3.3 Search methods for identification of studies
3.3.1 Electronic searches
Relevant studies will be identified through electronic searches of bibliographic databases, government and policy databanks. No date or language restrictions will be applied to the searches.
The following bibliographic databases will be searched: Medline Embase Cinahl Social Science Citation Abstracts Science Citation Abstract Socindex PsycINFO Cochrane library Bibliotek.dk Libris Bibsys Social Care Online Eric Criminal Justice Abstracts
3.3.2 Search terms
An example of the search strategy for MEDLINE searched through the Ovid platform is listed below. This strategy will be modified for the different databases. We will report details of the modifications used for the other databases in the completed review. FFT.af. Famil* adj1 Functional* adj1 therap*.af. 1–2/or
3.3.3 Searching other resources
The review authors will check reference lists of other relevant reviews and each of the included primary studies for new leads. Citation searching in the Web of Science will also be carried out. We will identify leading international experts who have published in this subject area and contact them individually to identify unpublished and ongoing studies. We will provide the experts with the inclusion criteria for the review along with the list of included studies, asking for any other published, unpublished or ongoing studies relevant for the review.
3.3.4 Hand search
The following international journals will be hand searched for relevant studies: Addiction Journal of Consulting and Clinical Psychology Journal of Substance Abuse Treatment Journal of Clinical and Adolescent Psychology Research on Social Work Practice
Searching will be performed on editions from January 2013 to review submission in an attempt to identify any recently published studies that may not be found in the systematic search.
3.3.5 Grey literature
Additional searches for relevant studies and useful leads will be made using Google and Google Scholar, where we will be checking the first 150 hits. OpenGrey (http://www.opengrey.eu/) will also be used to search for European grey literature. Copies of relevant documents will be made and we will record the exact URL and date of access for each relevant document.
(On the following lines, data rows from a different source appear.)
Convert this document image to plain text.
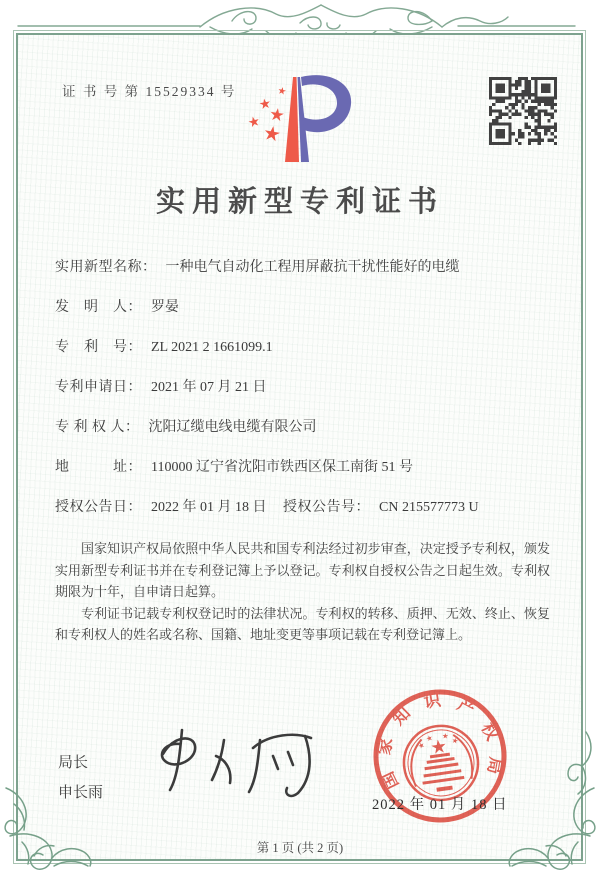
证 书 号 第 15529334 号
实用新型专利证书
实用新型名称： 一种电气自动化工程用屏蔽抗干扰性能好的电缆
发　明　人： 罗晏
专　利　号： ZL 2021 2 1661099.1
专利申请日： 2021 年 07 月 21 日
专 利 权 人： 沈阳辽缆电线电缆有限公司
地　　　址： 110000 辽宁省沈阳市铁西区保工南街 51 号
授权公告日： 2022 年 01 月 18 日 授权公告号： CN 215577773 U

国家知识产权局依照中华人民共和国专利法经过初步审查，决定授予专利权，颁发实用新型专利证书并在专利登记簿上予以登记。专利权自授权公告之日起生效。专利权期限为十年，自申请日起算。

专利证书记载专利权登记时的法律状况。专利权的转移、质押、无效、终止、恢复和专利权人的姓名或名称、国籍、地址变更等事项记载在专利登记簿上。

局长
申长雨
国
家
知
识 产
权
局
2022 年 01 月 18 日
第 1 页 (共 2 页)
In addition, we will search the following sites for relevant ongoing or unpublished research projects and useful leads as well as possible dissertations: National Institute on Drug Abuse (NIDA) http://www.nida.nih.gov/nidahome.htm
The European Monitoring Centre for Drugs and Drug Addiction (EMCDDA) http://www.emcdda.europa.eu/index.cfm
Substance abuse and Mental Health Services administration (SAMHSA) http://www.samhsa.gov/
Dissertations Express: http://dissexpress.umi.com/dxweb/search.html. A public web accessible search facility for dissertations, with limited searching options
3.3.6 Description of methods used in primary research
An example of a study that would be considered eligible for this review is an RCT on the effects of individual cognitive-behavioral therapy (CBT), family therapy (FFT), combined individual and family therapy, and a group intervention for drug-using Hispanic and Anglo American youths aged 13–17, performed in New Mexico, USA (Waldron et al. 2001).
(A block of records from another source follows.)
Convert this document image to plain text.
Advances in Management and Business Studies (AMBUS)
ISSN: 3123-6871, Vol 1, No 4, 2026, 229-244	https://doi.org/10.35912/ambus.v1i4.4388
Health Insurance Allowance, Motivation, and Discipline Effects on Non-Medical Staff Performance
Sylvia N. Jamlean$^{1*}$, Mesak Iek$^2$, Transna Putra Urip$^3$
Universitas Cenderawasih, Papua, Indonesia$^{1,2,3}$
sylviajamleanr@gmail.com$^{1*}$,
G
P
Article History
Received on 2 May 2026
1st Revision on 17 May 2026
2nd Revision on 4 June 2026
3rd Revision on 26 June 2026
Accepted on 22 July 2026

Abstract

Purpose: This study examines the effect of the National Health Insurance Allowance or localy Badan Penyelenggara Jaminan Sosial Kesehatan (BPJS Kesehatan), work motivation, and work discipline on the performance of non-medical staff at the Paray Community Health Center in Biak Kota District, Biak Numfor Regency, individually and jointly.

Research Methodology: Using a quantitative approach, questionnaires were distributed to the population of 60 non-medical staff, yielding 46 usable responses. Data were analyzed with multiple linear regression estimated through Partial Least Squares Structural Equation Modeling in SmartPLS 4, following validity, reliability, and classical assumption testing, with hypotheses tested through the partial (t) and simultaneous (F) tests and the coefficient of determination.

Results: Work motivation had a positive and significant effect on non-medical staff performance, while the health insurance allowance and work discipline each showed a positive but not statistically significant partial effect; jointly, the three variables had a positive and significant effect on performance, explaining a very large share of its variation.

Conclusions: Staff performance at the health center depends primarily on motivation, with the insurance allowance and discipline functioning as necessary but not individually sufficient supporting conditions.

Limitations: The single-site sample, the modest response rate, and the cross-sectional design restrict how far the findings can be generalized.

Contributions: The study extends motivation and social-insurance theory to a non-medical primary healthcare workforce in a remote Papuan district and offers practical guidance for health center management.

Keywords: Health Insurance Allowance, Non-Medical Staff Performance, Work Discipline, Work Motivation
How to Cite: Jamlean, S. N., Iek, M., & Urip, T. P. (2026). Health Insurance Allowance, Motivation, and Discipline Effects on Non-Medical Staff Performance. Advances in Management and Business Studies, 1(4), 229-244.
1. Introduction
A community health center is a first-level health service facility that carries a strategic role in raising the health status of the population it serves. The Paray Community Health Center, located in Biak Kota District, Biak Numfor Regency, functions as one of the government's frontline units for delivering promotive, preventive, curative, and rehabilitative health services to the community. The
3.4 Data collection and analysis
3.4.1 Selection of studies
Two members of the review team (TLF & LH 8 under the supervision of ML) will independently screen titles and available abstracts to exclude studies that are clearly irrelevant. Studies considered eligible by at least one of the reviewers will be retrieved in full text. The full texts will then be screened by two members of the review team to determine study eligibility based on the inclusion criteria. Any disagreements about eligibility will be resolved by discussion. Reasons for exclusion will be documented for each study that is retrieved in full text. The study inclusion coding sheet will be piloted and adjusted if required by the review authors (see Appendix 1). The overall search and screening process will be illustrated in a flow-diagram.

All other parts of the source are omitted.